Elas já podem contar com serviços médicos para minorar as agruras físicas e psicológicas
Tranquilidade nos momentos difíceis - “No
ano passado, entrei para os cuidados paliativos. Passei a receber uma
atenção diferente. Em uma das minhas internações, uma amiga do hospital
morreu com a mesma doença que eu tenho. Isso aconteceu de madrugada. No
dia seguinte, quando acordei, minha médica já estava no quarto. Ela fez
questão de conversar comigo e tirar todas a dúvidas que passavam pela
minha cabeça. Ela me tranquilizou muito.”
Jaqueline Tebaldi, 14 anos, portadora de fibrose cística
(Fabiano Accorsi)
Aos 14 anos, Jaqueline Tebaldi tem os hábitos típicos das meninas
de sua idade. Adora maquiagem, sobretudo as de cor rosa- clarinho.
Vidrada no celular (rosa brilhante), vive a vaguear pelas redes sociais e
a trocar mensagens com os amigos. Seus filmes prediletos são as
comédias românticas. Sonha em entrar na faculdade e cursar medicina. Ao
contrário da imensa maioria dos que atravessam a adolescência, aquela
fase em que nós nos sentimos imortais e poderosos, Jaqueline reflete
sobre a finitude e a fragilidade da vida. Aos 2 anos, ela foi
diagnosticada com fibrose cística, um distúrbio hereditário, sem cura e,
em geral, precocemente fatal. A doença atinge sobretudo os pulmões.
“Desde pequena, sei o que eu tenho. Quando eu era internada, via outras
crianças com problema igual ao meu. É difícil ver meus amigos indo
embora”, diz ela. “Sempre me pergunto: quando será que eu vou também?”
Com o vigor característico dos jovens, Jaqueline não se entrega. Como
quer entrar na fila do transplante, segue à risca uma rotina rigorosa (e
penosa) de tratamento — sessões diárias de inalação e diversos
medicamentos. Atualmente, com a piora de sua capacidade respiratória, a
menina está presa a um cilindro de oxigênio. Por causa do trambolho
(incômodo, mas indispensável), ela se afastou da escola, onde tocava na
fanfarra, do curso de inglês e das aulas de dança. Em breve, assim que
se adaptar à nova condição, Jaqueline pretende voltar a estudar. E,
quando isso acontecer, no primeiro dia de aula ela estará acompanhada
por alguns dos profissionais de saúde da Santa Casa de São Paulo
encarregados de seu caso. Eles devem explicar aos colegas de classe da
adolescente tudo sobre a fibrose cística. “Vai ser bom porque muita
gente pensa que a minha doença é contagiosa... As pessoas me olham com
cara de dó”, diz. “Com o tubo ou sem o tubo, eu sou a mesma coisa.”

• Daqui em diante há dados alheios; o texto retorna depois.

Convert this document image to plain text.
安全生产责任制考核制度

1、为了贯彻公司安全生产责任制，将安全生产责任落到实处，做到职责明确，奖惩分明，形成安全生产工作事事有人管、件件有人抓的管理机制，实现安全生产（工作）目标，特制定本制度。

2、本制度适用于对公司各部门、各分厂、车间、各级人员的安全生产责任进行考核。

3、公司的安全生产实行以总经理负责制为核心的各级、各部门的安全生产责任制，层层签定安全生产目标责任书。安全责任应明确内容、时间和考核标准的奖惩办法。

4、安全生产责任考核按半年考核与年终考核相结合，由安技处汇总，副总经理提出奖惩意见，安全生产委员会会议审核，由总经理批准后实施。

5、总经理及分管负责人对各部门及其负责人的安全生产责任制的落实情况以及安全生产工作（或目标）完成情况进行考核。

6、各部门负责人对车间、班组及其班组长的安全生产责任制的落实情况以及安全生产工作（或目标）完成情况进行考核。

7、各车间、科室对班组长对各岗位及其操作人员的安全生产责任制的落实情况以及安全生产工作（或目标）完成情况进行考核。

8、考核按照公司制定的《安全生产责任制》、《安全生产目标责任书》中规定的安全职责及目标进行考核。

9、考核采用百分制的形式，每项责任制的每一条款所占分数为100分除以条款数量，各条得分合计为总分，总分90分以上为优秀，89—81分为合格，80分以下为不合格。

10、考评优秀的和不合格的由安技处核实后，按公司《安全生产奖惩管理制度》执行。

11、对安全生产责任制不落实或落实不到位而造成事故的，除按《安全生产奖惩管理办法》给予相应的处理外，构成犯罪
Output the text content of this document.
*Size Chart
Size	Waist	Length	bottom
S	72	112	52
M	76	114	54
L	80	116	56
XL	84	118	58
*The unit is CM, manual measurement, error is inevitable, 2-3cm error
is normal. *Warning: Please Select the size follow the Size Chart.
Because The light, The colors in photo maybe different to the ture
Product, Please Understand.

A atenção dos médicos, fisioterapeutas e psicólogos na adaptação de
Jaqueline à nova rotina pode soar incomum em um tratamento médico. Mas
não é. Esse tipo de preocupação é parte essencial de uma das áreas mais
humanitárias da medicina moderna, a dos cuidados paliativos. Do latim
pallium, nome dado ao manto que os cavaleiros utilizavam para se
proteger do mau tempo, os cuidados paliativos pretendem aplacar o
sofrimento causado pelos sintomas e pelas sequelas de uma doença grave,
que ameaça a vida. O tempo de sobrevida do paciente é relativo. “Na
pediatria, a duração da doença é mais imprevisível do que entre os
adultos”, diz a pediatra Silvia Barbosa, chefe do departamento de
cuidados paliativos do Instituto da Criança, da Universidade de São
Paulo. Surgida na Inglaterra, no fim dos anos 60, a prática só chegaria
às crianças vinte anos depois, com a inauguração, em Oxford, da fundação
Helen and Douglas House. No Brasil, ela ainda está em seus primórdios,
com, no máximo, trinta especialistas no país todo.